Daniel Ortega tightens screws on opponents as Nicaragua polls loom.

Veteran Nicaraguan strongman Daniel Ortega has taken advantage of the Christmas lull to tighten the screws on opponents to his regime as he seeks his fourth consecutive term in office in 2021.

Nicaragua’s National Assembly, which the former Sandinista guerrilla controls, passed a law barring “traitors” from standing for or holding public office, which came into force last week – a move critics say is another blatant attempt to outlaw opposition candidates after a string of other hardline laws passed in recent months.

At the same time, the government has been menacing independent media in the country. It plastered posters over the former headquarters of television stations and human rights groups, whose buildings it has occupied for the past two years, claiming they now belonged to the health ministry and would become drug and alcohol addiction or maternity centres.

“The conclusion from all this is that Ortega knows he cannot win competitive elections,” said Carlos Fernando Chamorro, whose news magazine Confidencial and TV show Esta Semana were among those with buildings targeted.

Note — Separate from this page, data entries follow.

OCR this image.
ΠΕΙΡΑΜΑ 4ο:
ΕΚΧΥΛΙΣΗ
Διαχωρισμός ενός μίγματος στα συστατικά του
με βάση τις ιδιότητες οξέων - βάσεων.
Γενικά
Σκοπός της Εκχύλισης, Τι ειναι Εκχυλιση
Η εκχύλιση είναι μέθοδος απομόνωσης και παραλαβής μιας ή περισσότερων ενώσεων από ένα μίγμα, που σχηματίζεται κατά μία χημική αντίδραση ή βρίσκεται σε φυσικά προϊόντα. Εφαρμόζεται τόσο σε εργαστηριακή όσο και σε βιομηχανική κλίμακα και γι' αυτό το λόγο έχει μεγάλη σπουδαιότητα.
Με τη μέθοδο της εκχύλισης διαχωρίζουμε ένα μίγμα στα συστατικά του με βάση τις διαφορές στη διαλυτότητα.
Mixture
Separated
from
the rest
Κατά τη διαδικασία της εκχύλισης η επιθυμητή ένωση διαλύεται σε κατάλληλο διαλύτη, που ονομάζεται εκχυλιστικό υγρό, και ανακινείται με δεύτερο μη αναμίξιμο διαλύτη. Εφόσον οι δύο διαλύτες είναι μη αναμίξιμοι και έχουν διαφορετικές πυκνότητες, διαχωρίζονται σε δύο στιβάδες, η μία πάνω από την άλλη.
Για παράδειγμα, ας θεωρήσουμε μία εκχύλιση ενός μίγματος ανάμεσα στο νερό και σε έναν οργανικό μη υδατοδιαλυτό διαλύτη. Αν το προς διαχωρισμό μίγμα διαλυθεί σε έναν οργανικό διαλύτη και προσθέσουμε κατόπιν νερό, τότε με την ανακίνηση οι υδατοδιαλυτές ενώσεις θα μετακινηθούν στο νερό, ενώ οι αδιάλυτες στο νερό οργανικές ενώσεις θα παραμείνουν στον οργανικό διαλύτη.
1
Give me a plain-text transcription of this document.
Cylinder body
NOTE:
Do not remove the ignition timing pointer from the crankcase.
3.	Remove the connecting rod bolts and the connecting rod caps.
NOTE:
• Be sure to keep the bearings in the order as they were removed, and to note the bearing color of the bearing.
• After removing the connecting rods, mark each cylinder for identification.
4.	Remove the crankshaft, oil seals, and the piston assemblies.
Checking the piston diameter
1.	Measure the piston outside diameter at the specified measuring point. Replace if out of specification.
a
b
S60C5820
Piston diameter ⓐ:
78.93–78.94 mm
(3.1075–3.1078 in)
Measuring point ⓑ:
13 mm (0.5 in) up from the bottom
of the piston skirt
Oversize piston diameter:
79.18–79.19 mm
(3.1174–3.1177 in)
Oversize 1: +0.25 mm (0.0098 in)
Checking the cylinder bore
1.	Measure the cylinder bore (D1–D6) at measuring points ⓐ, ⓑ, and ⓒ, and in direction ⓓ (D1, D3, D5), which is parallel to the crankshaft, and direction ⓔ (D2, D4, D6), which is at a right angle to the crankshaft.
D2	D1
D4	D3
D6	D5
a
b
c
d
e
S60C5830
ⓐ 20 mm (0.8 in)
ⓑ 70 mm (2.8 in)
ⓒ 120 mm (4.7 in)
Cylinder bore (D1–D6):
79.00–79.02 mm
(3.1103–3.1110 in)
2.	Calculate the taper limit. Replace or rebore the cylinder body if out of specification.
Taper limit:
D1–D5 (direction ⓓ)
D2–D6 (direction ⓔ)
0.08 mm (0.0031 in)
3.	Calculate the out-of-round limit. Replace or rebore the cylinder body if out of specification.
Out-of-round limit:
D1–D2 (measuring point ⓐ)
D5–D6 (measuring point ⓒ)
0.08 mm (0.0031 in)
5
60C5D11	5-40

He called the action the latest step in a campaign launched two years ago, when armed police ransacked his offices and those of 100% Noticias, a TV news channel. They have since prevented their owners from entering. Miguel Mora, founder of 100% Noticias, was jailed but has been released, and Chamorro spent nearly a year in exile.

Critics say Ortega (75), who has been in power since 2007 and has led the Central American country for 24 of the past 41 years, is seeking to bulldoze his way to a fourth consecutive presidential victory at the ballot box in November next year.

Nicaragua’s president Daniel Ortega and commander-in-chief of the Nicaraguan army, Gen Julio Aviles, during a ceremony on February 21st, 2020. Photograph: INTI OCON/AFP via Getty Images

Nicaragua’s president Daniel Ortega and commander-in-chief of the Nicaraguan army, Gen Julio Aviles, during a ceremony on February 21st, 2020. Photograph: INTI OCON/AFP via Getty Images

The veteran rebel, who first took power after the Sandinista revolution that overthrew the US-backed dictator Anastasio Somoza in 1979 and rules with his wife and vice-president, Rosario Murillo, has increasingly sought to quash dissent since fatal riots in 2018 that rocked his regime.

Terrorist acts

José Miguel Vivanco, Americas director at Human Rights Watch, an advocacy group, said that with the anti-“traitor” law in force “there is little to no hope of free and fair elections in Nicaragua”.

The Organisation of American States has also weighed in, saying the law trampled international norms and commitments and should be struck down.

The legislation, called the Law for the Defence of the Rights of the People to Independence, Sovereignty and Self-Determination for Peace. included only a vague definition of what constituted treason, including leading or financing a coup, inciting terrorist acts or supporting foreign sanctions. The US currently has sanctions on 27 Nicaraguans with ties to the Ortega government, including Gustavo Porras, speaker of the National Assembly.

“If this law is not overturned, in 2021 we won’t be facing valid and legitimate elections but ones in which the will of the regime will be imposed on the legitimate will and right of the people of Nicaragua to ... a change of government by democratic, legitimate and transparent means,” said Alexa Zamora, a member of the National Blue and White Unity, one of the country’s main opposition blocs.

Sandinista deputy Edwin Castro holds a book of the Nicaraguan constitution during an extraordinary session in parliament for the approval of the the Law for the Defence of the Rights of the People to Independence, Sovereignty and Self-Determination for Peace. Photograph: Jorge Torres/EPA

Sandinista deputy Edwin Castro holds a book of the Nicaraguan constitution during an extraordinary session in parliament for the approval of the the Law for the Defence of the Rights of the People to Independence, Sovereignty and Self-Determination for Peace. Photograph: Jorge Torres/EPA

“At the end of the day, if he was in a strong position, he would not take these measures to seek to consolidate state repression even further,” said Juan Sebastián Chamorro, executive director of the Civic Alliance, another leading opposition group and a cousin of the Confidencial editor.

The regime has already passed the “Putin Law”, apparently modelled on Russia’s 2012 law on foreign agents, requiring recipients of foreign funding to register with the state or face asset seizures or bans.

It has also enacted the anti-cyber crimes law, threatening jail for anyone using information technology to “spread false and/or distorted information producing alarm, terror or unease in the population”.

A third initiative, to allow life sentences for those convicted of “hate crimes”, is expected be ratified in a vote in congress in January.

The Civic Alliance’s Chamorro said the initiatives sought to demoralise and divide the opposition. He said that police had been posted to his doorstep for the past three months, to curtail his activities, and the last time he tried to leave the capital, Managua, a month ago, he was stopped and returned home.

Bayardo Arce, an economic adviser to Ortega and the only member of the 1980s ruling junta still loyal to him, has said he would meet business people in January – a move Confidencial’s Chamorro said would be “key to seeing if they will swallow an electoral farce”.